Veterans Affairs Aid and Attendance Benefits
What Are Aid and Attendance Benefits?
Aid and Attendance is a benefit paid by Veterans Affairs (VA) to veterans, veteran spouses or surviving spouses. It is paid in addition to a veteran's basic pension. The benefit may not be paid without eligibility to a VA basic pension. Aid and Attendance is for applicants who need financial help for in–home care, to pay for an assisted living facility or a nursing home. It is a non–service connected disability benefit, meaning the disability does not have to be a result of service. You cannot receive non–service and service–connected compensation at the same time. Aid and Attendance benefits are paid to those applicants who:
- Are eligible for a VA pension
- Meet service requirements
- Meet certain disability requirements
- Meet income and asset limitations
Who is Eligible for Veterans Affairs Basic Pension and Aid and Attendance?
A pension is a benefit that the VA pays to wartime veterans who have limited or no income and who are at least 65 years old or, if under 65, are permanently or completely disabled. There are also "Death Pensions," which are needs based for a surviving spouse of a deceased wartime veteran who has not remarried.
What are the Service Requirements for Aid and Attendance?
A veteran or the veteran's surviving spouse may be eligible if the veteran:
- Was discharged from a branch of the United States Armed Forces under conditions that were not dishonorable AND
- Served at least one day (did not have to be served in combat) during the following wartime periods and had 90 days of continuous military service:
- World War I: April 6, 1917, through November 11, 1918
- World War II: December 7, 1941, through December 31, 1946
- Korean War: June 27, 1950, through January 31, 1955
- Vietnam War: August 5, 1964 (February 28, 1961, for veterans who served "in country" before August 5, 1964), through May 7, 1975
- Persian Gulf War: August 2, 1990, through a date to be set by Presidential Proclamation or Law.
If the veteran entered active duty after September 7, 1980, generally he/she must have served at least 24 months or the full period for which called or ordered to active duty (there are exceptions to this rule).
What are the Disability Requirements for Aid and Attendance?
Veterans, spouses of veterans or surviving spouses can be eligible for Aid and Attendance benefits if they meet the following disability requirements:
- The aid of another person is needed in order to perform personal functions required in everyday living, such as bathing, feeding, dressing, toileting, adjusting prosthetic devices, or protecting himself/herself from the hazards of his/her daily environment; or
- The claimant is bedridden, in that his/her disability or disabilities require that he/she remain in bed apart from any prescribed course of convalescence or treatment; or
- The claimant is in a nursing home due to mental or physical incapacity; or
- The claimant is blind, or so nearly blind as to have corrected visual acuity of 5/200 or less, in both eyes, or concentric contraction of the visual field to 5 degrees or less.

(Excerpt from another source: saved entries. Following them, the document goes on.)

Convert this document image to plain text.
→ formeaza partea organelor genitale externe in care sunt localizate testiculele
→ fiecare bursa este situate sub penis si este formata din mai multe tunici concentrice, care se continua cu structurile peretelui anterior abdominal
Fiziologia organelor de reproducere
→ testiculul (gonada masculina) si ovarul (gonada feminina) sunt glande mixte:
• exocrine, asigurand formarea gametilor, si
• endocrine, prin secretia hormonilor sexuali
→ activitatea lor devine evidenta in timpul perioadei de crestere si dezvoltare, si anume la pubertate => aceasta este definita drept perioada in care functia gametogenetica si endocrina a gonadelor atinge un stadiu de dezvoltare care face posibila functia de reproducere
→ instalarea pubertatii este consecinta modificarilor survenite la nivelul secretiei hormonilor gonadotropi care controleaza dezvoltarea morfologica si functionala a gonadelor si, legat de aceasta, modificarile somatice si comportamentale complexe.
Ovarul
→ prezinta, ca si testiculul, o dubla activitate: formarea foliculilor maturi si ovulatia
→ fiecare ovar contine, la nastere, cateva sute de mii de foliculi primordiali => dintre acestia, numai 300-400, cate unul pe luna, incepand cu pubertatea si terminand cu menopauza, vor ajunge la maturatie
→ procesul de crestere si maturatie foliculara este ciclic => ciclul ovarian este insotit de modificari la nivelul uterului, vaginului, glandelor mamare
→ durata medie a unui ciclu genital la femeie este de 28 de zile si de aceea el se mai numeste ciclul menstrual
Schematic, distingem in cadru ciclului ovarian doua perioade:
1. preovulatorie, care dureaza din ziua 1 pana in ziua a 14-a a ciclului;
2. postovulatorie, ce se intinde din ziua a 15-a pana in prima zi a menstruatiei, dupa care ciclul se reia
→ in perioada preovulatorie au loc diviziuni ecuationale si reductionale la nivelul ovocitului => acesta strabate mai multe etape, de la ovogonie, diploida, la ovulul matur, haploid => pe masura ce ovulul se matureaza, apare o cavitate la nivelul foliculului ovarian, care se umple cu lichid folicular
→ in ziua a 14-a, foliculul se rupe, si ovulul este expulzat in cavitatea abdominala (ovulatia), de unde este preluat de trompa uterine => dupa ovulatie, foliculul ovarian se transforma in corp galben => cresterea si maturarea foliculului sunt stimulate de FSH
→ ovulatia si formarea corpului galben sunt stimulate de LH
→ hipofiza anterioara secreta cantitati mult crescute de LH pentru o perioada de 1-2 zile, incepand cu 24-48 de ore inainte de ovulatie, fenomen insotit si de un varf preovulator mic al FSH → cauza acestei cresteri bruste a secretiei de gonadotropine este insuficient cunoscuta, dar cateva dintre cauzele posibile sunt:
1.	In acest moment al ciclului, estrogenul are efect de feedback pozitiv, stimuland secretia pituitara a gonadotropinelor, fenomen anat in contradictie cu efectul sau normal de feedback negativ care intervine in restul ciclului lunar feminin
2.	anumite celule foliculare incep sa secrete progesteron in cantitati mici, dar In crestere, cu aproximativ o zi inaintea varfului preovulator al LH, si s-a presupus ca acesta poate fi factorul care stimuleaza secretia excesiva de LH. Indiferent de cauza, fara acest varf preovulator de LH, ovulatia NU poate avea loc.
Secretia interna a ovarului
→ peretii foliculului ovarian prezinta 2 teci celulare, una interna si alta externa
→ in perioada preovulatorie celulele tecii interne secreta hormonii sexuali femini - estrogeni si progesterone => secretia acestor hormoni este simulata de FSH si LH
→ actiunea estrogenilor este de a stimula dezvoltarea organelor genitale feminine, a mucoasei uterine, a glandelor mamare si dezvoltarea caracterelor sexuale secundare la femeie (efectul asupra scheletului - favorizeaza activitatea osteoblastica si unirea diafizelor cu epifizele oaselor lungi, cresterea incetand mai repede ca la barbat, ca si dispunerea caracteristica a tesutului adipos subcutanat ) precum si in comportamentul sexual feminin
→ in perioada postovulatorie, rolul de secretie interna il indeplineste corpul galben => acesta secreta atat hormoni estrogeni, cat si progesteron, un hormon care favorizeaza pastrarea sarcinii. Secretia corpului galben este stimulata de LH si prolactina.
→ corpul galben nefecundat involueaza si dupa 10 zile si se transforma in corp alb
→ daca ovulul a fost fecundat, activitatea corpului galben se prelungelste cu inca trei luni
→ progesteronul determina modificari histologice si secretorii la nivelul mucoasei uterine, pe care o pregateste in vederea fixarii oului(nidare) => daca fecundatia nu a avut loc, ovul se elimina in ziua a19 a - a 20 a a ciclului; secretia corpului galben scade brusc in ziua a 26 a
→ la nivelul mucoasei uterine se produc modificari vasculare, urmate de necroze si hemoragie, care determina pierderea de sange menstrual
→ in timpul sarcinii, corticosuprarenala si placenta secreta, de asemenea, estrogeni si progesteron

What are the Income Requirements for Aid and Attendance?
The claimant's countable family income must be below a yearly limit set by law. Countable Income means income received by the claimant and his or her dependents. It includes earnings, disability and retirement payments, interest and dividends, and net income from farming or business. A claimant must report all income, but the VA will exclude any income that the law allows. Public assistance, like SSI, is not counted as part of countable income. The annual income limits for the Aid and Attendance program are higher than those set for the basic pension. The maximum Aid and Attendance benefit that can be paid monthly to a single veteran is $1,788, but the veteran must have countable income of $0 to receive the maximum benefit.
The following chart includes the set yearly income rate/annual pension Aid and Attendance limit set by Congress; it also includes the maximum monthly benefit:
Aid and Attendance Maximum Annual Pension
If you are a…
Basic Pension MAPR
5% of Basic Pension MAPR
(The amount you subtract from
Annual Aid and Attendance Pension Rate
Your yearly income must be less than…
Veteran with Spouse/
Two Veterans Married to
Surviving Spouse with
Unreimbursed Medical Expenses
A portion of unreimbursed medical expenses paid by claimants may reduce the countable income.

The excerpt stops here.